Aber es ihm gelungen, ein harmonisches Ganzes daraus zu machen, das auch diesmal (fast stärker noch als in früheren Bänden der Reihe) den Leser berührt und ihn an seine eigenen Abgründe führt - denn wie hätte man selbst wohl gefühlt oder gehandelt, wenn die eigene Mutter, der Vater, die Schwester, der Bruder im Zentrum von Übergriffen oder Schlimmerem gestanden hätten?
Zum Glück gibt es auch diesmal immer wieder Gelegenheit, sich bei einem ironischen Wortwechsel oder bei einem weiteren anschaulichen Beispiel von Rebus despektierlichem Verhalten von der "schweren Kost" mancher Szenen zu erholen.

Doch gerade die immer intensivere Vertrautheit mit dem alten Haudegen - und die Verbundenheit, die der Leser spürt, der ihn durch mittlerweile 16 Bände und einer nicht unbeträchtlichen charakterlichen Verwandlung begleitet hat - lässt einem das Herz schwer werden beim Gedanken daran, dass Ende der Karriere und damit wohl auch der Reihe um John Rebus absehbar ist.
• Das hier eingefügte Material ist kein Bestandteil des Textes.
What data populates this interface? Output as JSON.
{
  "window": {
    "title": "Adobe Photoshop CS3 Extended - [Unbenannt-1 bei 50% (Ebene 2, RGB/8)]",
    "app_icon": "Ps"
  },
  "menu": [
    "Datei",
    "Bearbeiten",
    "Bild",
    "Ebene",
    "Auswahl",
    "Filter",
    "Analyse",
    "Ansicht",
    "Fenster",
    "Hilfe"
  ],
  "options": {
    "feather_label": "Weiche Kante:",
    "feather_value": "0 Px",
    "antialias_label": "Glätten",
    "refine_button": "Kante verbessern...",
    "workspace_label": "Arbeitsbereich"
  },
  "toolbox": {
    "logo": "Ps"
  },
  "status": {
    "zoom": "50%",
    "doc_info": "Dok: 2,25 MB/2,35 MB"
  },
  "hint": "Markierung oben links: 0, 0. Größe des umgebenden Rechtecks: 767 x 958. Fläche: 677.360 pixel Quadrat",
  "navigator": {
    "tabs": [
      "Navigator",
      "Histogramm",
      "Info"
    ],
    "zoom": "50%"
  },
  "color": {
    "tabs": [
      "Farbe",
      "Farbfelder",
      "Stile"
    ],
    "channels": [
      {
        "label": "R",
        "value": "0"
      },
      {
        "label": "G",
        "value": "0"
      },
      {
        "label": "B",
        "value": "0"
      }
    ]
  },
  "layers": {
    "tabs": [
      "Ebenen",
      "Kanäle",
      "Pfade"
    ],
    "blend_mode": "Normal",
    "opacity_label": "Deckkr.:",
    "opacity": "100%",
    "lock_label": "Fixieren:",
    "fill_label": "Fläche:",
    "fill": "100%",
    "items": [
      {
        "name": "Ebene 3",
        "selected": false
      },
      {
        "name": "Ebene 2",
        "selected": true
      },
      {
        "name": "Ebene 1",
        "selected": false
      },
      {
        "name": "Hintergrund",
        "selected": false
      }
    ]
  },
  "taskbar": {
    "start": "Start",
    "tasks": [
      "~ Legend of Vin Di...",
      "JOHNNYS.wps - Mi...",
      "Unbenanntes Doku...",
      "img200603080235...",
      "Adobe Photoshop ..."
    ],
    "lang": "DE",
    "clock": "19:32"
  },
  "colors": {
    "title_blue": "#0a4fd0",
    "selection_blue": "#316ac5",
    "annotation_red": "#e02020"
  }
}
Andererseits: Einer wie Ian Rankin, der auch gern mal ganz neue Wege geht, wird seinen Fans mit Sicherheit einen adäquaten Ersatz bieten können.

Und noch ist es ja nicht so weit - freuen wir uns also erst einmal an einem exzellenten Kriminalroman und warten mit Spannung auf den nächsten Rebus.